Paul Graham (b. 1956,UK) has played a fundamental role in breaking the barriers between the worlds of documentary photography and contemporary art. Starting in the early 1980s, Graham's use of color in the role traditionally occupied by black and white documentary, was a radical defiance of the unwritten rules of engaged photography. Troubled Land - on the Northern Ireland conflict, and Beyond Caring - unemployment in the time of Margaret Thatcher, shifted the debate on how these vital issues could be visually articulated. Over the past four decades, Graham has travelled widely, photographing across Western Europe and Japan, before moving to NYC in 1998. He has completed 3 bodies of work in the USA, most notably 'a shimmer of possibility' which was a solo exhibition at MoMA in 2007.
Nandita Raman (b. Varanasi, India) works with a range of mediums including photography, video, drawing and language. Her work has most notably been exhibited at George Eastman Museum, Museum of Moving Images, Center for Documentary Studies, Duke University and Columbia University. She curated the group exhibition “I need my memories. They are my documents” at SepiaEYE, NY and Riktata [emptiness] at Kriti Gallery in Varanasi. Her work has been written about in the New York Times, British Journal of Photography, the Hindu and published in MIT Press’s Performance Art Journal and Documenta 14 volume titled South As A State Of Mind. She has lectured in Columbia University, International Center of Photography and Indiana University amongst others.
She is a recipient of Alkazi Foundation’s Documentary Photography Grant and was 2017 Workspace Resident at Baxter St Camera Club of New York. Nandita is a graduate of the Bard College-International Center of Photography's MFA program and teaches photography at SUNY Purchase College.

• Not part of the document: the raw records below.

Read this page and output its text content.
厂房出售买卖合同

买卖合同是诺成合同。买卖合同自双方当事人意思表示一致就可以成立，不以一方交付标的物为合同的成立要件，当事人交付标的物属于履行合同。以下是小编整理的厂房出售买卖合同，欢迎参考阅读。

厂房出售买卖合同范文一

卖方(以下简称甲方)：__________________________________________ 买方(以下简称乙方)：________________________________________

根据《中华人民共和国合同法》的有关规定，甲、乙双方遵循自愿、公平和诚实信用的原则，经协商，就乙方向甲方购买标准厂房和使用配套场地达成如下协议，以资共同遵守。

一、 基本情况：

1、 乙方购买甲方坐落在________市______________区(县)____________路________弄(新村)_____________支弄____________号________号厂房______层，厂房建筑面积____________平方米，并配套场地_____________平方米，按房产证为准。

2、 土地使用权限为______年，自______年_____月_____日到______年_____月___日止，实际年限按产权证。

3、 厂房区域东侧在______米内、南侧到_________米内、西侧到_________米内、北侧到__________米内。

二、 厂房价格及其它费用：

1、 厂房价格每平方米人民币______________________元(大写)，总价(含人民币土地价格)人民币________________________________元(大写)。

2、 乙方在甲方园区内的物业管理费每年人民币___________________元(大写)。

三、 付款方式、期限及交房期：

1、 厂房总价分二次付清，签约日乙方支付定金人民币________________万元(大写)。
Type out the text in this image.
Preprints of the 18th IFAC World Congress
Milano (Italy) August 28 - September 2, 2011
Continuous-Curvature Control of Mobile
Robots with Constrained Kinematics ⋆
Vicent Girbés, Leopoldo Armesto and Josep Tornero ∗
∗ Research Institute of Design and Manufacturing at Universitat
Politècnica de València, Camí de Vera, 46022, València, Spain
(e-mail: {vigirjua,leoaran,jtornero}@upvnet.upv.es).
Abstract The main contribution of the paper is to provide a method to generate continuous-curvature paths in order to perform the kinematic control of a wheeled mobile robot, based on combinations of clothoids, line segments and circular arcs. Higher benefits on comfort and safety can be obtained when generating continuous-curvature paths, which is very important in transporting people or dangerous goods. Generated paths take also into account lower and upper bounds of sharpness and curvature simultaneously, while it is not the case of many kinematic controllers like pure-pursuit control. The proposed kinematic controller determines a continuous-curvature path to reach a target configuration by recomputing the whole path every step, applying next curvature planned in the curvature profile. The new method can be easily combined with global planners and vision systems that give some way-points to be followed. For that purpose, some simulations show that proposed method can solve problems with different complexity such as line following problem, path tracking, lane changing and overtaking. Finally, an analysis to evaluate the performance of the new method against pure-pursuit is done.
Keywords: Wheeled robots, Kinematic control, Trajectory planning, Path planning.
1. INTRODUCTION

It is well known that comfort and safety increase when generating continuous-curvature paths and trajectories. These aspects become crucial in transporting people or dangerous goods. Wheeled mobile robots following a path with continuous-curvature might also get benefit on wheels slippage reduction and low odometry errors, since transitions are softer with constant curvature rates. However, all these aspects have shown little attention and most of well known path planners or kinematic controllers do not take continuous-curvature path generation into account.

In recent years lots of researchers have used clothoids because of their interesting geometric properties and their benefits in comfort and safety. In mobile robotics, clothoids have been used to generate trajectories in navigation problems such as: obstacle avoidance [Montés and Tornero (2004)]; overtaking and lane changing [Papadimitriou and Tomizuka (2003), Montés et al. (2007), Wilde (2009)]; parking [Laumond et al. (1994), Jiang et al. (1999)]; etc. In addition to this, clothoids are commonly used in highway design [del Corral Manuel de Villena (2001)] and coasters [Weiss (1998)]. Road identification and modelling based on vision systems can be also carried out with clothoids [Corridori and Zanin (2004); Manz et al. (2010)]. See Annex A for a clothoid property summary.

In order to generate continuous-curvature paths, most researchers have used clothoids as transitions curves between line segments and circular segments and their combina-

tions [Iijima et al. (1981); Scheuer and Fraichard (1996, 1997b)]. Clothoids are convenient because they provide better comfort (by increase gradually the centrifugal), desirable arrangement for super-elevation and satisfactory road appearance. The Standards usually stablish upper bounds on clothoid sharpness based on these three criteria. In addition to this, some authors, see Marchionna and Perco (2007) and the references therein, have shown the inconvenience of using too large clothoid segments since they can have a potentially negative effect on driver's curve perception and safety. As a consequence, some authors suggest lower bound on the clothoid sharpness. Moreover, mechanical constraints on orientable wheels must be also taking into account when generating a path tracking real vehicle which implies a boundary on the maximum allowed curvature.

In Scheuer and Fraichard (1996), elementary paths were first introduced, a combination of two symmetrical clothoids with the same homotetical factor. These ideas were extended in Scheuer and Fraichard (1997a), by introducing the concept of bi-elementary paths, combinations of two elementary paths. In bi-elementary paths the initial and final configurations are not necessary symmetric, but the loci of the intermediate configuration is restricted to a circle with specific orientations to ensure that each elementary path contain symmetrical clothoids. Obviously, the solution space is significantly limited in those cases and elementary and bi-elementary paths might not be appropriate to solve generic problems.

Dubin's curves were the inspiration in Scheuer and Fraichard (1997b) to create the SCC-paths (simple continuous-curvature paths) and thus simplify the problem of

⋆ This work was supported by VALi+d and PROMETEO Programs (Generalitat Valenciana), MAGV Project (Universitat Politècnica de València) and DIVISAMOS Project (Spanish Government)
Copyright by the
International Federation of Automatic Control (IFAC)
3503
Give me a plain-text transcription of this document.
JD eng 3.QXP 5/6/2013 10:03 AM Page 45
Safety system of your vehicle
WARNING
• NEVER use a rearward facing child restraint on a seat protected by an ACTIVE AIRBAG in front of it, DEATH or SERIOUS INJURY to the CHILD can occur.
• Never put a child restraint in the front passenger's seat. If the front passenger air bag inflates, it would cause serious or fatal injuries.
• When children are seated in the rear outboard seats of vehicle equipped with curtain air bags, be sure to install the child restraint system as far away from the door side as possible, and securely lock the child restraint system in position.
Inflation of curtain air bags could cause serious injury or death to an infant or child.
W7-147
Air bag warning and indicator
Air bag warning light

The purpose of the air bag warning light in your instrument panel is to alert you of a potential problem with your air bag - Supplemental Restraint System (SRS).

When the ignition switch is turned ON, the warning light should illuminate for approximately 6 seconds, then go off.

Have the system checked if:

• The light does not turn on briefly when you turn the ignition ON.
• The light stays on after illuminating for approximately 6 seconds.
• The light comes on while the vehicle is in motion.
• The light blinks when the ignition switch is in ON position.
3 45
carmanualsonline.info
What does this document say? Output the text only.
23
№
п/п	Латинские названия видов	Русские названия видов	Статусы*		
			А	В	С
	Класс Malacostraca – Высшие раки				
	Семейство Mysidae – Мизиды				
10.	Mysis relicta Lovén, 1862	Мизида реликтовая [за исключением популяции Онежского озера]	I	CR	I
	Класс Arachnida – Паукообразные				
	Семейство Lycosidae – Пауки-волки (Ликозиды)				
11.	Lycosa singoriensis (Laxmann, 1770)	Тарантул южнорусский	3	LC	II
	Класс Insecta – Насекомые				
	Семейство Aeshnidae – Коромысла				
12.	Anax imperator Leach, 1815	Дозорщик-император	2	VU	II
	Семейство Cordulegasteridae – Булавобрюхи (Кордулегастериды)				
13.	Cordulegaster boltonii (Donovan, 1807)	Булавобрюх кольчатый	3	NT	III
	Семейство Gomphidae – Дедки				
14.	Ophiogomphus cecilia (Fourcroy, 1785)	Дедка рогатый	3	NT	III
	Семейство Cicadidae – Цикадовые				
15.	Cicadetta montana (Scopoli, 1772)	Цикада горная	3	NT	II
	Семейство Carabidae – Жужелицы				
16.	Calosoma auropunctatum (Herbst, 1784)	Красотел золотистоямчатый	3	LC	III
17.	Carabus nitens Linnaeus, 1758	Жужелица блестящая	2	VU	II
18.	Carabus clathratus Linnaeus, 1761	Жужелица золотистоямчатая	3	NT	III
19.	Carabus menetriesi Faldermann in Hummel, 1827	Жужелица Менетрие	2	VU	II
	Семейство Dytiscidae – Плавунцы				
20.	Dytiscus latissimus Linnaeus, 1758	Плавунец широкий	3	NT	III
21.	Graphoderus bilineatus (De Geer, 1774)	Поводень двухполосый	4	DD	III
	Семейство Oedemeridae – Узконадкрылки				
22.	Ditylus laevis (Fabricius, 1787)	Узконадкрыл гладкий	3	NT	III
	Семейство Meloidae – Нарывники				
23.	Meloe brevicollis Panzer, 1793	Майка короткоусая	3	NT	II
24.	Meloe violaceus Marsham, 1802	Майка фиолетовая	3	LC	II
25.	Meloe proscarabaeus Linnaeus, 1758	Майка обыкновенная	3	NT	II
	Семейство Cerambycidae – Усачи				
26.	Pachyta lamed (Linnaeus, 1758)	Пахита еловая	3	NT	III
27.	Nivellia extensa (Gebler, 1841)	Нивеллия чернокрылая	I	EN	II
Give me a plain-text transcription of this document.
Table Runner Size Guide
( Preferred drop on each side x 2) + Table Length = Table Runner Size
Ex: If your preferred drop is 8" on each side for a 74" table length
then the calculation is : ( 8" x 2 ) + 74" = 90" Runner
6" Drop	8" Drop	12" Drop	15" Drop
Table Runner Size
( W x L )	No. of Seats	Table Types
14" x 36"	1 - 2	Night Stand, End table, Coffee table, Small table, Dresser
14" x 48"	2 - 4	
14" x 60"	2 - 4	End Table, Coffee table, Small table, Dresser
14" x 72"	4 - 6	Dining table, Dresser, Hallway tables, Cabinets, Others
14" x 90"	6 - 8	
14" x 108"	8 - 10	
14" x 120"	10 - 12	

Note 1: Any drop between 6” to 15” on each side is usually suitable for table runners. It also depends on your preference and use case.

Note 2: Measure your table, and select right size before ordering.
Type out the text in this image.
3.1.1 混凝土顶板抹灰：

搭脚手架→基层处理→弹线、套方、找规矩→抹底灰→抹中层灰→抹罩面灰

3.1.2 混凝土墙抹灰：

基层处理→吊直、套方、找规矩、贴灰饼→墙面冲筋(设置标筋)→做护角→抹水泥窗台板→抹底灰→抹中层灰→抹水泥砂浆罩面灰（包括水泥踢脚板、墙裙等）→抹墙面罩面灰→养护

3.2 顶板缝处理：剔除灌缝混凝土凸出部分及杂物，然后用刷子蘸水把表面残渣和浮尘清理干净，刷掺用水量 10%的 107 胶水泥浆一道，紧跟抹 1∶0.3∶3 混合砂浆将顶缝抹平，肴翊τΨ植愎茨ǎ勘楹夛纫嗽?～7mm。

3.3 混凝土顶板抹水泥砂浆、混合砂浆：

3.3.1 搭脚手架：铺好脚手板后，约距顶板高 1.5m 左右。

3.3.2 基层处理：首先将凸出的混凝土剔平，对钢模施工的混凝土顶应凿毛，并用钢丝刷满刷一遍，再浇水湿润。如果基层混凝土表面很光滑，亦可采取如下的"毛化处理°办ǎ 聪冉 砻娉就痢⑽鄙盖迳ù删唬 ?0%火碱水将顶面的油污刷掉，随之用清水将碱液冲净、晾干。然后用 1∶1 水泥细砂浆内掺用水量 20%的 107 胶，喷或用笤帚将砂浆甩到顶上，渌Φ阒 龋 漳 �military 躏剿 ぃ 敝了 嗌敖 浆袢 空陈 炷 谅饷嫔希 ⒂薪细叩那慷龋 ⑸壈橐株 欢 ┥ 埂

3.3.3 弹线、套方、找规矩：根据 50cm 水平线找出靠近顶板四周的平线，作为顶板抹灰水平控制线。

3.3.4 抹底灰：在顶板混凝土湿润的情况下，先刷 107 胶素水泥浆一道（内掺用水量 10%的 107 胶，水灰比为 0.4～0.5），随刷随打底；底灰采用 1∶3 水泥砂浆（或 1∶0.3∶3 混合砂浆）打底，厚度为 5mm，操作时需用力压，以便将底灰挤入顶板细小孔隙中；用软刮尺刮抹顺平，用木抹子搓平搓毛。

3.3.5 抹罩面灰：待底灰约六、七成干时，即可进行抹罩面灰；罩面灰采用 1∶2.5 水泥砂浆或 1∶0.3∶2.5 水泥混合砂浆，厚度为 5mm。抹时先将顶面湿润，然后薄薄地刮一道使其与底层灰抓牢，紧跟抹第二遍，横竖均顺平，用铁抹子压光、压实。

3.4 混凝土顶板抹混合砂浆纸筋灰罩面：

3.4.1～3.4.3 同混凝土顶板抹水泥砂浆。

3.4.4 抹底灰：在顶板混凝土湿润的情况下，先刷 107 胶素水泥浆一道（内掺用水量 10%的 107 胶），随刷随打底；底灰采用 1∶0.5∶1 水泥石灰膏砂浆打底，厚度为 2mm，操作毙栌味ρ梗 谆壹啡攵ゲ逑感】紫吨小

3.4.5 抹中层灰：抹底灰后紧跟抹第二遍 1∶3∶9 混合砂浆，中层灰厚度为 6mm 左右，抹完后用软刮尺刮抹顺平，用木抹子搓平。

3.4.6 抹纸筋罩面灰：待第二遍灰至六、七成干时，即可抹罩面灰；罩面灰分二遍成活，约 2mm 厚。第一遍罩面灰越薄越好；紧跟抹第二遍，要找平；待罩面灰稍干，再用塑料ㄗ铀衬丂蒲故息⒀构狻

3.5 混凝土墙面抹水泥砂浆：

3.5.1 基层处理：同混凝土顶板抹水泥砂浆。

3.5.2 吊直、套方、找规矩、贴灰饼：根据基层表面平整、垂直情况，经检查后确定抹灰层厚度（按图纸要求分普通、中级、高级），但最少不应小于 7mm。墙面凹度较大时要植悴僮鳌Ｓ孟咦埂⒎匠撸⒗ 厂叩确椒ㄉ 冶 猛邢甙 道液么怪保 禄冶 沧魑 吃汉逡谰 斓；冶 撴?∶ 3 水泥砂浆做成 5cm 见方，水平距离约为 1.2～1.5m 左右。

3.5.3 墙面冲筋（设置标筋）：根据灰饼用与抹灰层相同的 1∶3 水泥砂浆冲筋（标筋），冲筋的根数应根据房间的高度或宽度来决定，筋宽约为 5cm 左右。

Charlie Engman (born 1987), originally from Chicago, began his career as an image maker while studying Japanese and Korean Studies at the University of Oxford. His art practice has since expanded into the fashion industry, and he is perhaps best known for his work staging, styling, and photographing people and objects for notable fashion platforms and brands such as Vogue, Dazed, Prada, and Vivienne Westwood. His work frequently draws upon and questions the highly collaborative, representation-minded, and surface- and consumer-oriented conventions of these and other institutions. He is releasing his first monograph, MOM, a collection of work made with his mother over the past decade, in April of this year. He currently lives and works in Brooklyn, New York.